The U.K.’s inflation rate jumped more than economists forecast in March, breaching the government’s upper limit for the second time this year after energy costs rose within weeks of the election.
Consumer prices climbed 3.4 percent from a year earlier, compared with a 3 percent increase in February, the Office for National Statistics said in London today. The median forecast of 30 economists surveyed by Bloomberg News was 3.1 percent. On the month, prices increased 0.6 percent.
A weak pound is helping push up the cost of imports as Prime Minister Gordon Brown tries to convince voters ahead of a May 6 election that he is the best choice to help nurture the economic recovery and reduce the budget deficit. The Bank of England has a mandate to target inflation at 2 percent and keep it within 1 percentage point of that goal.
“We have upward pressures from commodity prices and we have yet to see full impact of past weakness of sterling filtering through,” Nick Kounis, chief European economist at Fortis Bank Nederland NV in Amsterdam and a former U.K. Treasury official, said in a telephone interview. “We’re going to see above target inflation persisting in coming months and our base case is for the Bank of England to raise its rate in August.”
The pound extended its gain against the dollar after the report. It rose as much as 0.5 percent to $1.5415 and was at $1.5378 as of 9:42 a.m. in London. The pound has dropped about 25 percent on a trade-weighted basis since the start of 2007.
Inflation accelerated due to higher prices for gas, fuel, air transport and food, the statistics office said. Transport costs rose 11.3 percent in March from a year earlier, the most since the series began in 1997. Overall inflation has exceeded the central bank’s 2 percent target for the last four months.
Centrica Plc, Britain’s biggest energy supplier, said on March 24 that household energy prices may rise in future years as the global oversupply of natural gas dissipates.
Oil prices have soared 77 percent in that last 12 months and the Automobile Association Ltd. said this month that the price of petrol at filling stations climbed to an average 119.9 pence ($1.84) a liter on April 7. That beat the previous record in July 2008.
Core inflation, which excludes costs of energy, food, alcohol and tobacco, unexpectedly accelerated to 3 percent in March from 2.9 percent in February. Economists had forecast a 2.8 percent rate, according to the median of 10 estimates in a Bloomberg News survey.
The Bank of England this month kept its bond-purchase plan at 200 billion pounds and held its benchmark interest rate at a record low 0.5 percent.

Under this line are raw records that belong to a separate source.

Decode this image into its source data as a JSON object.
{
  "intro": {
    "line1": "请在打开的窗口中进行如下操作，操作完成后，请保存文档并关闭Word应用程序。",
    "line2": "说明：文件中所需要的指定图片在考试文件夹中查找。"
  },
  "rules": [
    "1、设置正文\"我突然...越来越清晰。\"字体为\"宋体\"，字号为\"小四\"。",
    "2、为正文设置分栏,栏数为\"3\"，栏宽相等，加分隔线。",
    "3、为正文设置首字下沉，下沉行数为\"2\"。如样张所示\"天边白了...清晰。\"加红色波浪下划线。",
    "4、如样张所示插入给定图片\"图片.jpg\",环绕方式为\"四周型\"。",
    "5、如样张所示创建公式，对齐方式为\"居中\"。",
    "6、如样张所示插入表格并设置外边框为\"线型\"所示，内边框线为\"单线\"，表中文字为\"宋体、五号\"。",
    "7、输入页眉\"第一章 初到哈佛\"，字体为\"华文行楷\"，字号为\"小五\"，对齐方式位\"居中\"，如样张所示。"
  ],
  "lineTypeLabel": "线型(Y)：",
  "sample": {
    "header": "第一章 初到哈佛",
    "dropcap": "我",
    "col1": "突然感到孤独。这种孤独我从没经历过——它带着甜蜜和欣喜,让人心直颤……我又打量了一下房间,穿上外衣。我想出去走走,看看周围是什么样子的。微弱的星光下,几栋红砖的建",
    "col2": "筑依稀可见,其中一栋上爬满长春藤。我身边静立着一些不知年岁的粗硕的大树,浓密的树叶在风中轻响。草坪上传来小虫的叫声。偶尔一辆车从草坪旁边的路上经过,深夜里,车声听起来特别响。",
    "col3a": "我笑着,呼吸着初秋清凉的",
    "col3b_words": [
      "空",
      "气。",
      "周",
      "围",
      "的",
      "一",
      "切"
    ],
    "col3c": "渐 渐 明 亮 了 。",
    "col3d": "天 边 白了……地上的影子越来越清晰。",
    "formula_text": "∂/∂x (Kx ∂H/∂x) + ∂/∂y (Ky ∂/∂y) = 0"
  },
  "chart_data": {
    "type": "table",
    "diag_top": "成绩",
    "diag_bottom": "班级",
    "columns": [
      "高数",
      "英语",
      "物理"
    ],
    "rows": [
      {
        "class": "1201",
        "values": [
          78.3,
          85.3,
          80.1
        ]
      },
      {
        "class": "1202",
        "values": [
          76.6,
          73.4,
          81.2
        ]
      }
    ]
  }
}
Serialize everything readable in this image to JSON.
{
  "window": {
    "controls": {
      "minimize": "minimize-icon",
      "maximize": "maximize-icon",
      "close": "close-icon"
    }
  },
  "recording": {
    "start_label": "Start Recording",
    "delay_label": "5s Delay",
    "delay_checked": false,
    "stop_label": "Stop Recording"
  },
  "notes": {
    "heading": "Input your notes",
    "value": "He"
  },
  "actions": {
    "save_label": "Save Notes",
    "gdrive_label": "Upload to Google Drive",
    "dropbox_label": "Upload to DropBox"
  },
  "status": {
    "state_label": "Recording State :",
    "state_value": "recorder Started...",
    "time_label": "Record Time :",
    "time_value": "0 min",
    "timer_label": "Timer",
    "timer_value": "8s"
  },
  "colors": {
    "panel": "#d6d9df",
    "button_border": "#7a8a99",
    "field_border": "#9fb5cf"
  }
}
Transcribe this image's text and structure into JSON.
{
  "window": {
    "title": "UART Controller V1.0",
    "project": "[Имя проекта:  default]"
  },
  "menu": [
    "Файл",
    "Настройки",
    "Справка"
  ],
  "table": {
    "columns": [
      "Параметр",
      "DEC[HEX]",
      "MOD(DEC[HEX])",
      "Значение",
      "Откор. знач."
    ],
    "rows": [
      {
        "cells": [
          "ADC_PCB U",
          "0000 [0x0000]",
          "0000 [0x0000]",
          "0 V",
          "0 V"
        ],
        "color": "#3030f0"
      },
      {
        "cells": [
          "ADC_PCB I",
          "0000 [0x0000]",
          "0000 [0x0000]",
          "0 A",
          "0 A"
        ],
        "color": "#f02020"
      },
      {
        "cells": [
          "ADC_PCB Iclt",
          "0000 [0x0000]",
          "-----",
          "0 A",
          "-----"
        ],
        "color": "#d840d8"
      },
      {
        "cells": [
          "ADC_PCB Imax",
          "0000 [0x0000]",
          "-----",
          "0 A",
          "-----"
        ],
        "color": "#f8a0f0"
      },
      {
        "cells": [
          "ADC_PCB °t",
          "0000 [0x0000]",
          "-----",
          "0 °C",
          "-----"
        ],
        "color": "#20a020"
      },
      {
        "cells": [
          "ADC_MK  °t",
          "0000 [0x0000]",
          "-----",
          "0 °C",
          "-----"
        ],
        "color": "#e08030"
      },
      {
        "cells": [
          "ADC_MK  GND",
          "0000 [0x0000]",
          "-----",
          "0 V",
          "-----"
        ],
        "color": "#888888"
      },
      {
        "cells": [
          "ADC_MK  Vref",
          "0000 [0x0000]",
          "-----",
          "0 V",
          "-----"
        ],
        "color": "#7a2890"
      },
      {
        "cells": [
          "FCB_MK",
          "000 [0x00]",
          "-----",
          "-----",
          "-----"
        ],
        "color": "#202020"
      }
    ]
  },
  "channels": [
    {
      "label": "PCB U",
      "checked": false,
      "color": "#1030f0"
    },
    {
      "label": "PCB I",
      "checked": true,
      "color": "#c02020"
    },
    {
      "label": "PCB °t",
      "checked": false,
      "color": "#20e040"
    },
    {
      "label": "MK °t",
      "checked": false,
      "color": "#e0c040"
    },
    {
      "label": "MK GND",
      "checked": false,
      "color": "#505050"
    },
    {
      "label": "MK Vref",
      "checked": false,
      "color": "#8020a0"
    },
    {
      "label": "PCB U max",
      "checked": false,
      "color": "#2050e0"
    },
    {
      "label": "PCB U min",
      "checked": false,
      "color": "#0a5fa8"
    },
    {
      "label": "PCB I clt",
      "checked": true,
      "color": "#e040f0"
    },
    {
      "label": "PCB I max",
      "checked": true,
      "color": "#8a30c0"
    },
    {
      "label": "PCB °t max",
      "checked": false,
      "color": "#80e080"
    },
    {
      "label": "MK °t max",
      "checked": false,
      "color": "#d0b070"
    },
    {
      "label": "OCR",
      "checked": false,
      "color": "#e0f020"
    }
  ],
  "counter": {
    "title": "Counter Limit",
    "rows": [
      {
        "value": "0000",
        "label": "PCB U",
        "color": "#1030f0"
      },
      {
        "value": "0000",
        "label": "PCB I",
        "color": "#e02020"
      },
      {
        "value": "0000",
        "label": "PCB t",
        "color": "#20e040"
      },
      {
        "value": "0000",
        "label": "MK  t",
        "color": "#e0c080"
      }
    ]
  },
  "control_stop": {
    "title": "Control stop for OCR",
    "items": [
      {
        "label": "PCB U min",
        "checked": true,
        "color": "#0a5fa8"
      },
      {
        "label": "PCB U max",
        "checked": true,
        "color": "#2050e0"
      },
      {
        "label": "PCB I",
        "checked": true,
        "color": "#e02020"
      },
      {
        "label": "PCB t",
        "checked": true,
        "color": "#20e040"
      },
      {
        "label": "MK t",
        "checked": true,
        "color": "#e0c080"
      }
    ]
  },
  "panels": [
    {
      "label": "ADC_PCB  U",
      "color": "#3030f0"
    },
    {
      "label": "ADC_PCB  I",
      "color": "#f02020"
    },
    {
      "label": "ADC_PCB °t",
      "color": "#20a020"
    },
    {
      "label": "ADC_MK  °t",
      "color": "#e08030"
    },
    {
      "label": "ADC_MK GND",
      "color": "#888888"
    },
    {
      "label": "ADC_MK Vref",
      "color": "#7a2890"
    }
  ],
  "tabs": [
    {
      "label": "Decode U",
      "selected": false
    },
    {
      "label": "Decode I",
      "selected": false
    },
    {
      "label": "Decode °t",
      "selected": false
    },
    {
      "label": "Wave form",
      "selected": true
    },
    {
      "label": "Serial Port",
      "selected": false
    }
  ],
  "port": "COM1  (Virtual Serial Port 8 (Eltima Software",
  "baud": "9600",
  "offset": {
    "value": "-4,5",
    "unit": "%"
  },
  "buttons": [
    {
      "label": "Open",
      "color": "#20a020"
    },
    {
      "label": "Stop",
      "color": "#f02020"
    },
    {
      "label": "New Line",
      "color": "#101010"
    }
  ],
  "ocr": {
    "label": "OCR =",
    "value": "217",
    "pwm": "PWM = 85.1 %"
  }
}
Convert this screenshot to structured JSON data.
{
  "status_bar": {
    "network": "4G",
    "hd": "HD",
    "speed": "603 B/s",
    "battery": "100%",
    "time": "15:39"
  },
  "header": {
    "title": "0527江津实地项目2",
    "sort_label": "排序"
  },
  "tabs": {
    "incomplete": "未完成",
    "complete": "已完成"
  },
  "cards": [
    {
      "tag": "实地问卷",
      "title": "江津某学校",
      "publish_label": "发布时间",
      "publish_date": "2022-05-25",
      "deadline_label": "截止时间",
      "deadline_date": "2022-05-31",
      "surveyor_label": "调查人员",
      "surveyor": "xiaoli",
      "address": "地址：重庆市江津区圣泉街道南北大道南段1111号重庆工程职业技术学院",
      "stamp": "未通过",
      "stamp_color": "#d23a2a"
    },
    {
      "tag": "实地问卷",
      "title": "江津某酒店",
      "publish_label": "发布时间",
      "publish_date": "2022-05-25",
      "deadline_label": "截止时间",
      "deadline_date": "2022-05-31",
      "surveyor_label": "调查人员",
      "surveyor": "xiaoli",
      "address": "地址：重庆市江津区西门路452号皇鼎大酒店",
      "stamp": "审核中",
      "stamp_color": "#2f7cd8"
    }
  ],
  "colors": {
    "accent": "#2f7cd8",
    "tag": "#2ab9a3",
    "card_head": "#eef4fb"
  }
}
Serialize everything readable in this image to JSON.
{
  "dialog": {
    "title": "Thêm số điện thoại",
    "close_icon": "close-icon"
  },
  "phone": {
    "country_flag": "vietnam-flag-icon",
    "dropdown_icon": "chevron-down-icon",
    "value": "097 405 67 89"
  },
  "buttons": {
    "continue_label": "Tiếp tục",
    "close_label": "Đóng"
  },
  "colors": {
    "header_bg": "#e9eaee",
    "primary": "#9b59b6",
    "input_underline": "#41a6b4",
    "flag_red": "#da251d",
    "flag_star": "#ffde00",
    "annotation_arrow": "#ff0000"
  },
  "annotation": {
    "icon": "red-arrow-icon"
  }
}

Central bank Governor Mervyn King was forced to write a letter to Chancellor of the Exchequer Alistair Darling in February after inflation accelerated to 3.5 percent. Brown said on April 14 that one of his main responsibilities is to keep inflation and interest rates low.
King didn’t need to write another letter today explaining the deviation of inflation above 3 percent because he only needs to do so at three-month intervals. The governor last wrote one in February, which was the sixth such occasion since the central bank was granted independence in setting interest rates in 1997.
“I’ve got to make sure coming out of this global recession we have a stable low level of inflation and interest rates,” he said. “If we lose the economy this year and suddenly plunge down, that would be a major problem.”
With national elections two weeks away, Brown is banking on the U.K. economy’s return to growth to help his Labour Party win a fourth consecutive term. Gross domestic product probably rose 0.4 percent in the first quarter, matching the pace of the final three months of 2009, according to the median forecast of 31 economists surveyed by Bloomberg. The statistics office will release that data on April 23.
Retail price inflation, a cost of living measure used in wage negotiations, was 4.4 percent in March, the statistics office said. Excluding mortgage payments, the rate was 4.8 percent. Both are at the highest since September 2008.